Fortunately, Israel is now on the cusp of a major upgrade as the large telecom companies, Bezeq, Hot, and Partner, have begun deploying and hooking up customers to their fiber optic network promising speeds of upwards of 500 Mbps. But Ben Hamo warns that it may be too soon to celebrate and for many, there’s little reason to celebrate at all. “The problem with fiber optic cables is the last mile. The optical cables are like a highway: they are great for connecting cities to the national grid but highly impractical to get to people’s homes. It’s simply too cost-prohibitive to do so, especially if you’re dealing with far off rural communities, where there are insufficient users to offer a return on the huge investment necessary to trench new fiber.”

Siklu’s solution is to provide high-speed, high-bandwidth services wirelessly, by transmitting the signal on millimeter-wave radio bands to antennas that pick them up on individual rooftops or other existing infrastructure. The major development as far as its Israeli operations are concerned is that the government recently approved the use of the extremely high frequencies that its tech relies on.

“We’re no strangers to the industry,” Ben Hamo stressed. “We have been around since 2008, developing and deploying cutting edge technology all over the world, it’s just that the rest of the tech is only now catching up in a significant way and the demand for these kinds of solutions has gone up substantially.

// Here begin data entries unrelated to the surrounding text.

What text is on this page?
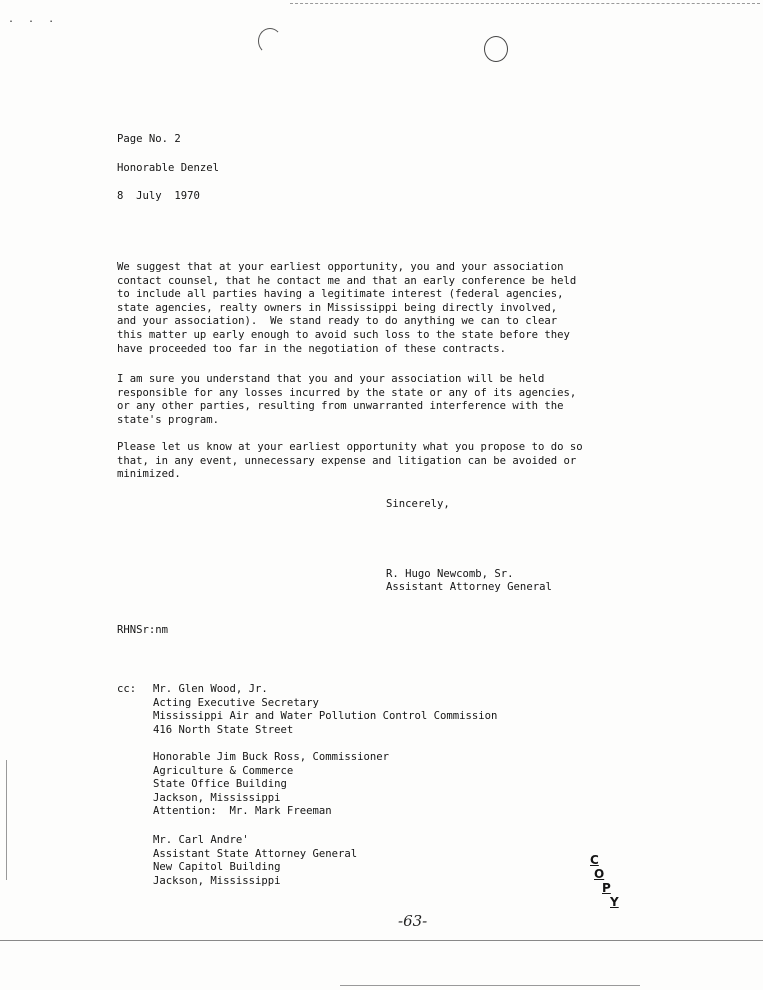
. . .
Page No. 2
Honorable Denzel
8  July  1970
We suggest that at your earliest opportunity, you and your association
contact counsel, that he contact me and that an early conference be held
to include all parties having a legitimate interest (federal agencies,
state agencies, realty owners in Mississippi being directly involved,
and your association).  We stand ready to do anything we can to clear
this matter up early enough to avoid such loss to the state before they
have proceeded too far in the negotiation of these contracts.
I am sure you understand that you and your association will be held
responsible for any losses incurred by the state or any of its agencies,
or any other parties, resulting from unwarranted interference with the
state's program.
Please let us know at your earliest opportunity what you propose to do so
that, in any event, unnecessary expense and litigation can be avoided or
minimized.
Sincerely,
R. Hugo Newcomb, Sr.
Assistant Attorney General
RHNSr:nm
cc: Mr. Glen Wood, Jr.
Acting Executive Secretary
Mississippi Air and Water Pollution Control Commission
416 North State Street
Honorable Jim Buck Ross, Commissioner
Agriculture & Commerce
State Office Building
Jackson, Mississippi
Attention:  Mr. Mark Freeman
Mr. Carl Andre'
Assistant State Attorney General
New Capitol Building
Jackson, Mississippi
C
O
P
Y
-63-
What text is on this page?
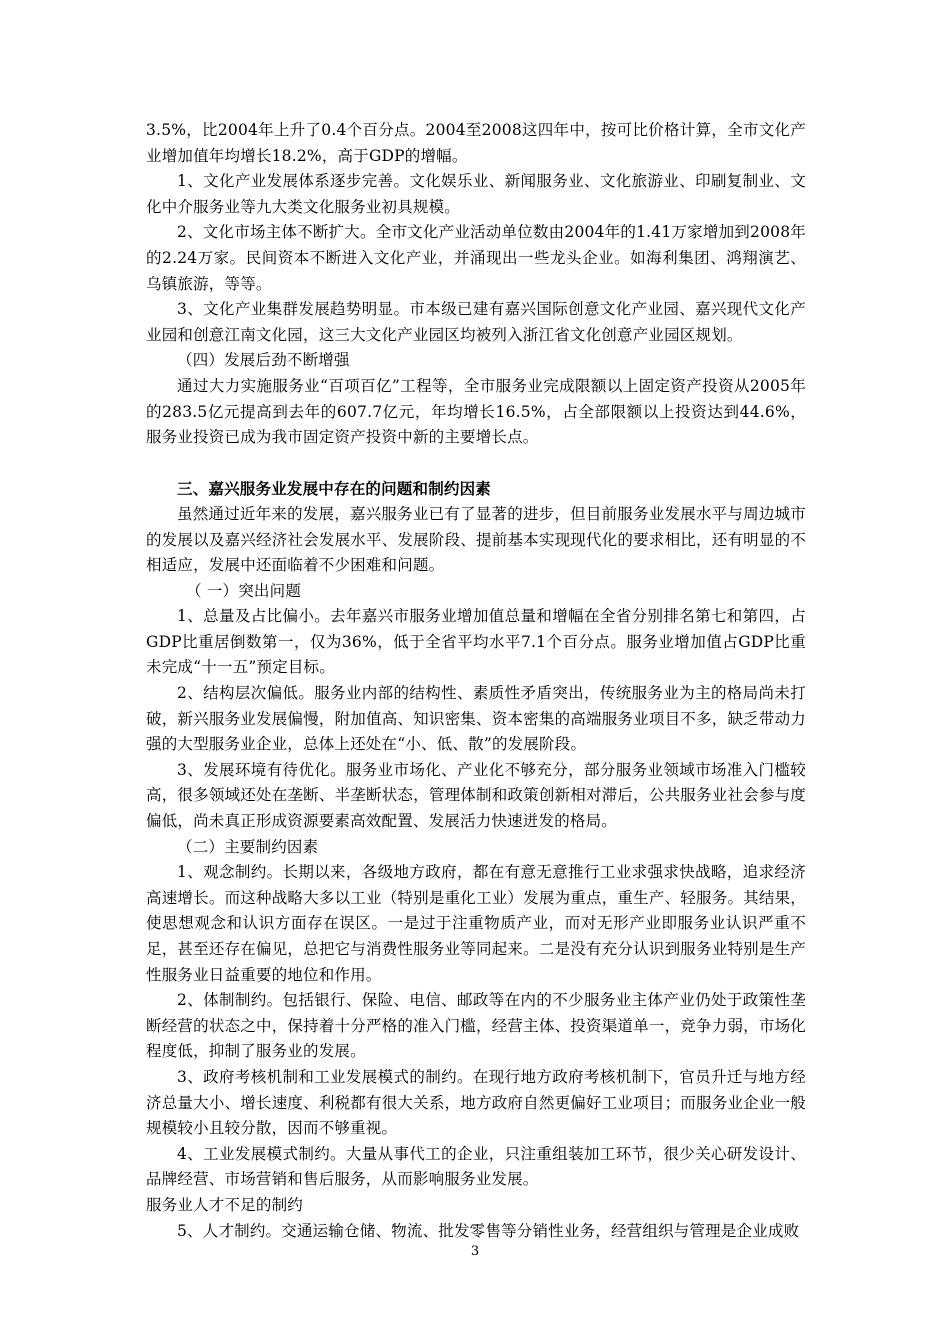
3.5%，比2004年上升了0.4个百分点。2004至2008这四年中，按可比价格计算，全市文化产业增加值年均增长18.2%，高于GDP的增幅。

1、文化产业发展体系逐步完善。文化娱乐业、新闻服务业、文化旅游业、印刷复制业、文化中介服务业等九大类文化服务业初具规模。

2、文化市场主体不断扩大。全市文化产业活动单位数由2004年的1.41万家增加到2008年的2.24万家。民间资本不断进入文化产业，并涌现出一些龙头企业。如海利集团、鸿翔演艺、乌镇旅游，等等。

3、文化产业集群发展趋势明显。市本级已建有嘉兴国际创意文化产业园、嘉兴现代文化产业园和创意江南文化园，这三大文化产业园区均被列入浙江省文化创意产业园区规划。

（四）发展后劲不断增强

通过大力实施服务业“百项百亿”工程等，全市服务业完成限额以上固定资产投资从2005年的283.5亿元提高到去年的607.7亿元，年均增长16.5%，占全部限额以上投资达到44.6%，服务业投资已成为我市固定资产投资中新的主要增长点。

三、嘉兴服务业发展中存在的问题和制约因素

虽然通过近年来的发展，嘉兴服务业已有了显著的进步，但目前服务业发展水平与周边城市的发展以及嘉兴经济社会发展水平、发展阶段、提前基本实现现代化的要求相比，还有明显的不相适应，发展中还面临着不少困难和问题。

（ 一）突出问题

1、总量及占比偏小。去年嘉兴市服务业增加值总量和增幅在全省分别排名第七和第四，占GDP比重居倒数第一，仅为36%，低于全省平均水平7.1个百分点。服务业增加值占GDP比重未完成“十一五”预定目标。

2、结构层次偏低。服务业内部的结构性、素质性矛盾突出，传统服务业为主的格局尚未打破，新兴服务业发展偏慢，附加值高、知识密集、资本密集的高端服务业项目不多，缺乏带动力强的大型服务业企业，总体上还处在“小、低、散”的发展阶段。

3、发展环境有待优化。服务业市场化、产业化不够充分，部分服务业领域市场准入门槛较高，很多领域还处在垄断、半垄断状态，管理体制和政策创新相对滞后，公共服务业社会参与度偏低，尚未真正形成资源要素高效配置、发展活力快速迸发的格局。

（二）主要制约因素

1、观念制约。长期以来，各级地方政府，都在有意无意推行工业求强求快战略，追求经济高速增长。而这种战略大多以工业（特别是重化工业）发展为重点，重生产、轻服务。其结果，使思想观念和认识方面存在误区。一是过于注重物质产业，而对无形产业即服务业认识严重不足，甚至还存在偏见，总把它与消费性服务业等同起来。二是没有充分认识到服务业特别是生产性服务业日益重要的地位和作用。

2、体制制约。包括银行、保险、电信、邮政等在内的不少服务业主体产业仍处于政策性垄断经营的状态之中，保持着十分严格的准入门槛，经营主体、投资渠道单一，竞争力弱，市场化程度低，抑制了服务业的发展。

3、政府考核机制和工业发展模式的制约。在现行地方政府考核机制下，官员升迁与地方经济总量大小、增长速度、利税都有很大关系，地方政府自然更偏好工业项目；而服务业企业一般规模较小且较分散，因而不够重视。

4、工业发展模式制约。大量从事代工的企业，只注重组装加工环节，很少关心研发设计、品牌经营、市场营销和售后服务，从而影响服务业发展。

服务业人才不足的制约

5、人才制约。交通运输仓储、物流、批发零售等分销性业务，经营组织与管理是企业成败

3
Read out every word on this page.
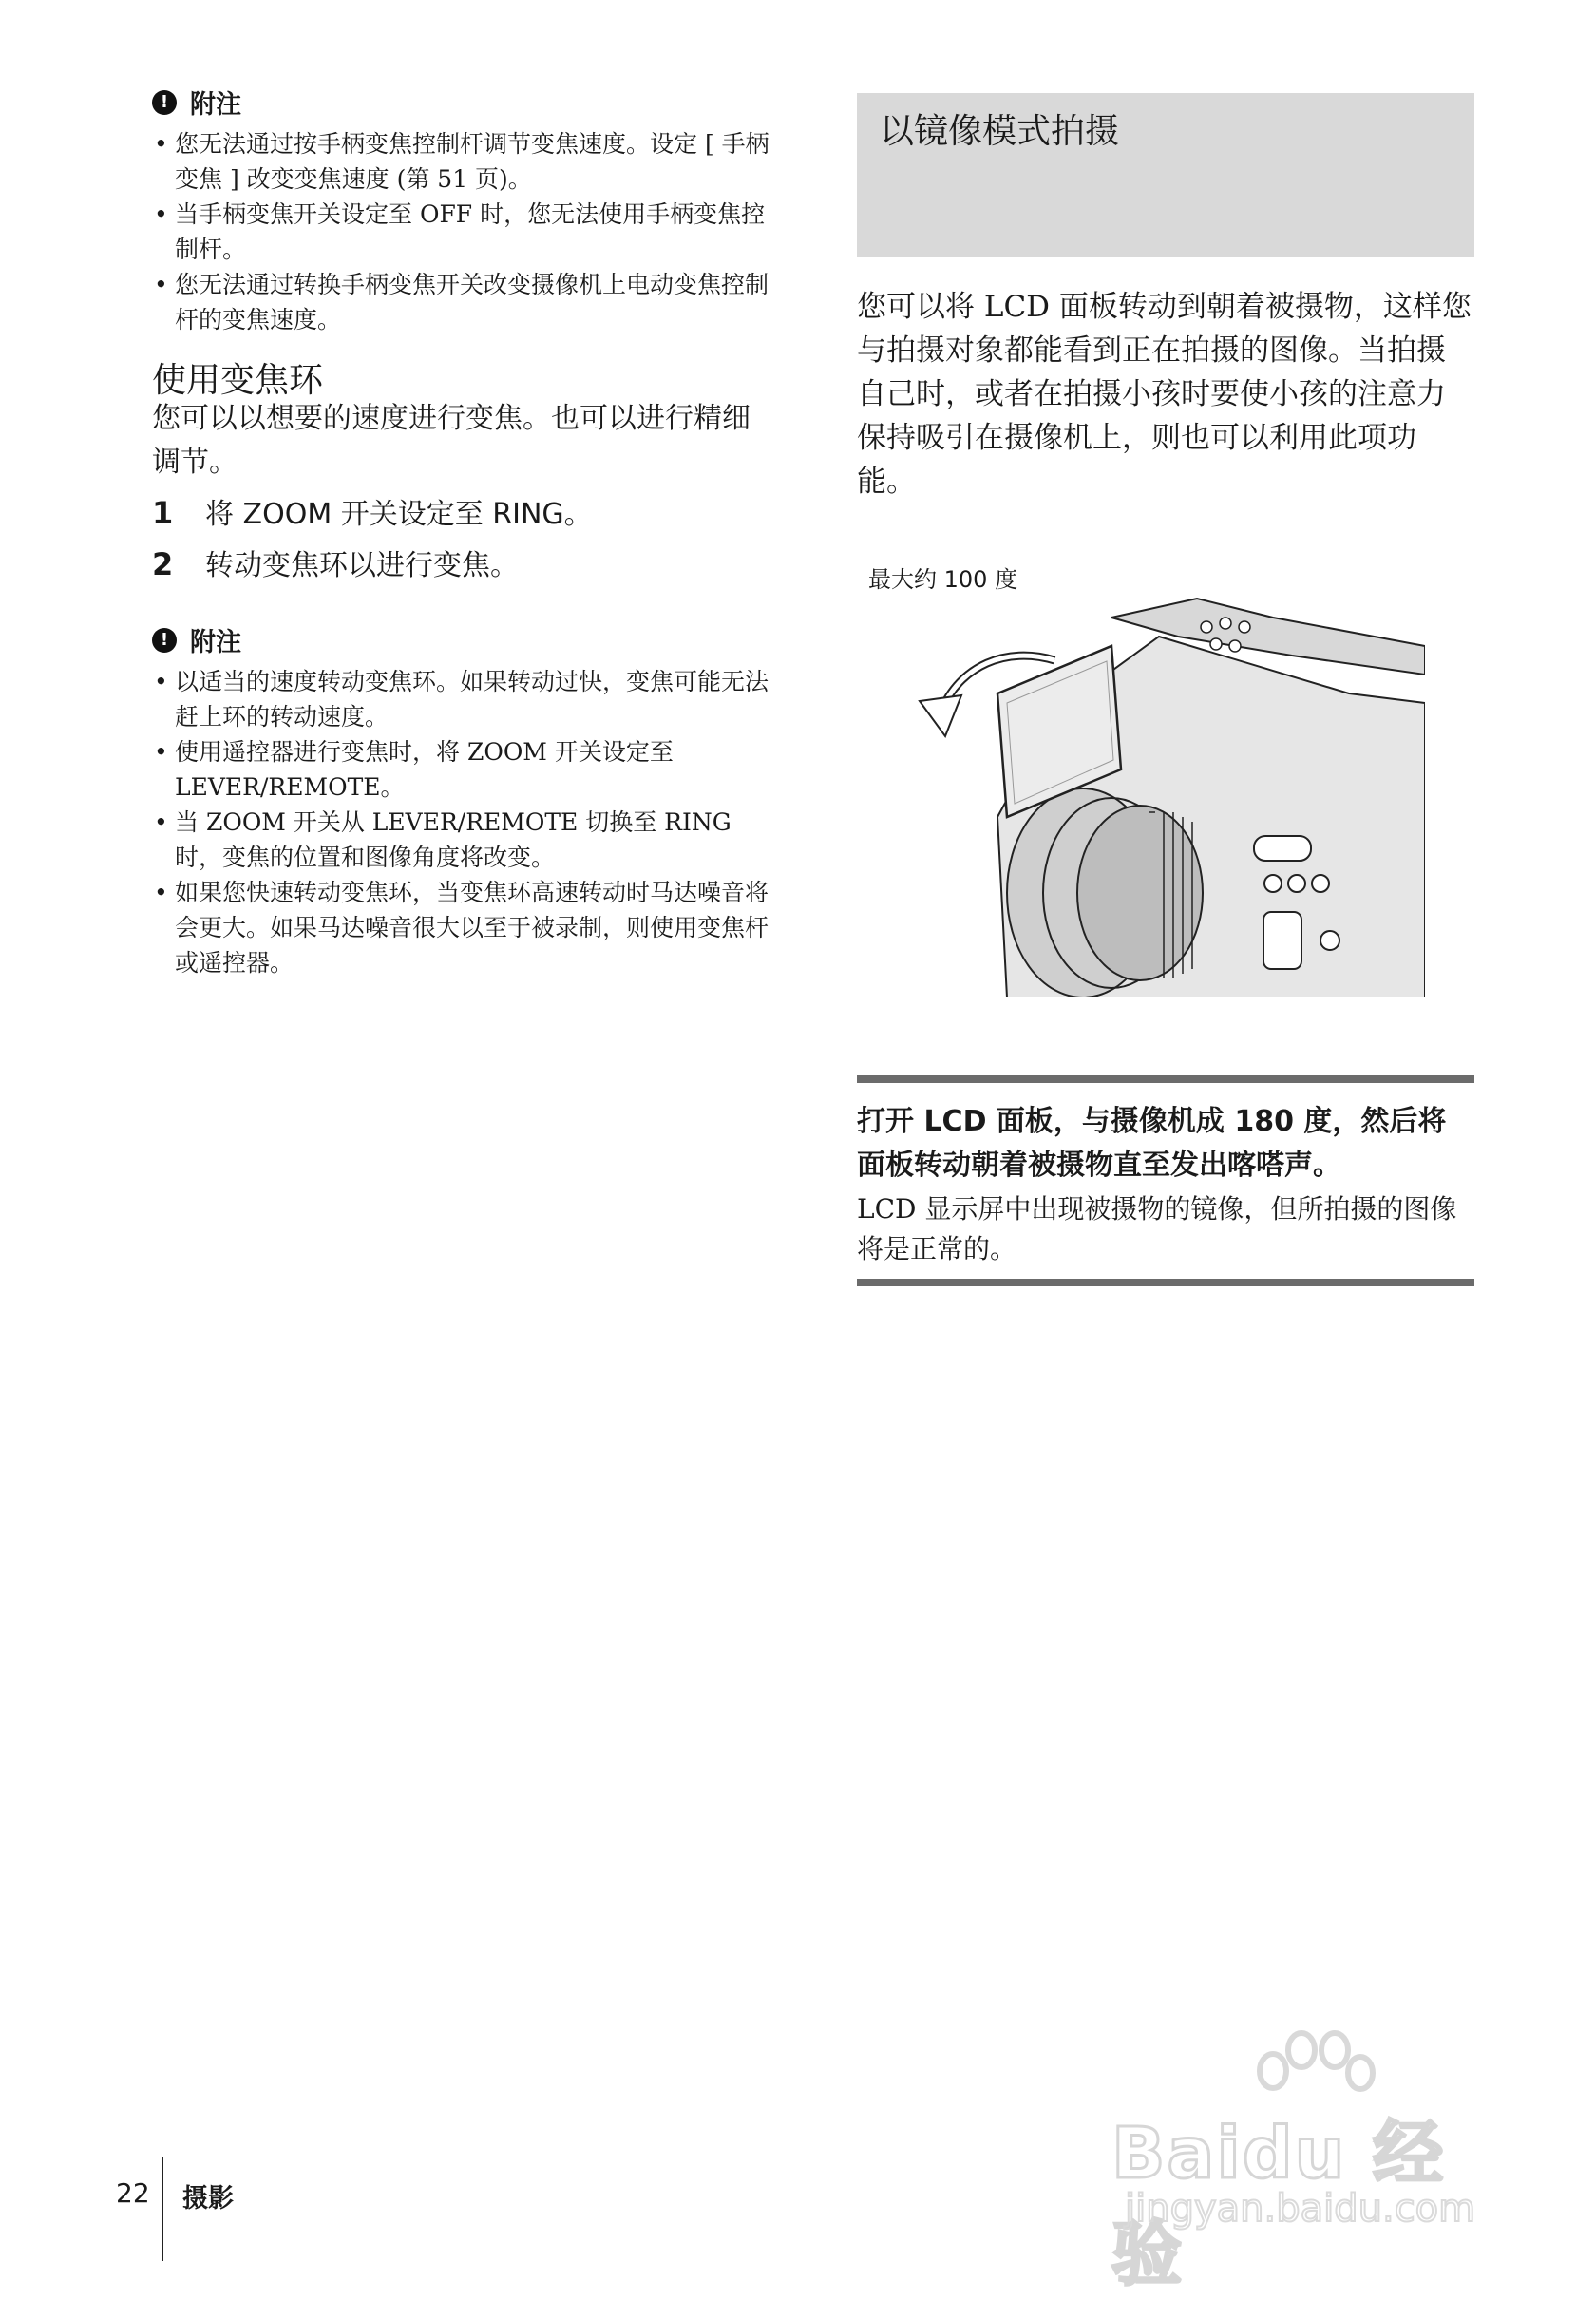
ǃ 附注
• 您无法通过按手柄变焦控制杆调节变焦速度。设定 [ 手柄变焦 ] 改变变焦速度 (第 51 页)。
• 当手柄变焦开关设定至 OFF 时，您无法使用手柄变焦控制杆。
• 您无法通过转换手柄变焦开关改变摄像机上电动变焦控制杆的变焦速度。
使用变焦环
您可以以想要的速度进行变焦。也可以进行精细调节。
1	将 ZOOM 开关设定至 RING。
2	转动变焦环以进行变焦。
ǃ 附注
• 以适当的速度转动变焦环。如果转动过快，变焦可能无法赶上环的转动速度。
• 使用遥控器进行变焦时，将 ZOOM 开关设定至 LEVER/REMOTE。
• 当 ZOOM 开关从 LEVER/REMOTE 切换至 RING 时，变焦的位置和图像角度将改变。
• 如果您快速转动变焦环，当变焦环高速转动时马达噪音将会更大。如果马达噪音很大以至于被录制，则使用变焦杆或遥控器。
以镜像模式拍摄
您可以将 LCD 面板转动到朝着被摄物，这样您与拍摄对象都能看到正在拍摄的图像。当拍摄自己时，或者在拍摄小孩时要使小孩的注意力保持吸引在摄像机上，则也可以利用此项功能。
最大约 100 度
打开 LCD 面板，与摄像机成 180 度，然后将面板转动朝着被摄物直至发出喀嗒声。
LCD 显示屏中出现被摄物的镜像，但所拍摄的图像将是正常的。
22 摄影
Baidu 经验
jingyan.baidu.com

We offer rapid deployment and at a fraction of the cost of direct connectivity to fiber. In addition, our devices carry no risks from harmful radiation - radio waves actually become safer at higher frequencies.”

Siklu Siklu's rooftop mmWave transmitters Siklu
Siklu currently provides services in 60 Israeli cities and over 200 more around the world with over 100,000 units deployed. It works on a B2B model and with local municipalities, offering broadband connectivity and network planning solutions not just for internet connectivity but for Smart City services such as video security, WiFi backhaul, and municipal networks. Overseas, the company provides services for widescale camera networks in nuclear power plants in the U.S., advanced security solutions for gas stations in Mexico and Brazil, and during the pandemic enabled universities to hold classes outside to enable social distancing. Siklu’s solutions are flexible enough to be used on an ad hoc basis as in the case when it provided internet connectivity to law enforcement and government agencies during U.S. President Joe Biden’s inauguration ceremony. “Oftentimes the ad hoc solutions remain in place once the event is over,” Ben Hamo noted.

With the entire industry in the midst of a growth spurt, Siklu, which currently employs roughly 130 people in offices in Israel, the U.S., the UK, Eastern Europe, and Japan, grew by nearly 30% last year. Ben Hamo said that the company, which is already operating at a profit, is considering carrying out an additional funding round to enable it to expedite its growth even further and help it meet the high demands for its solutions.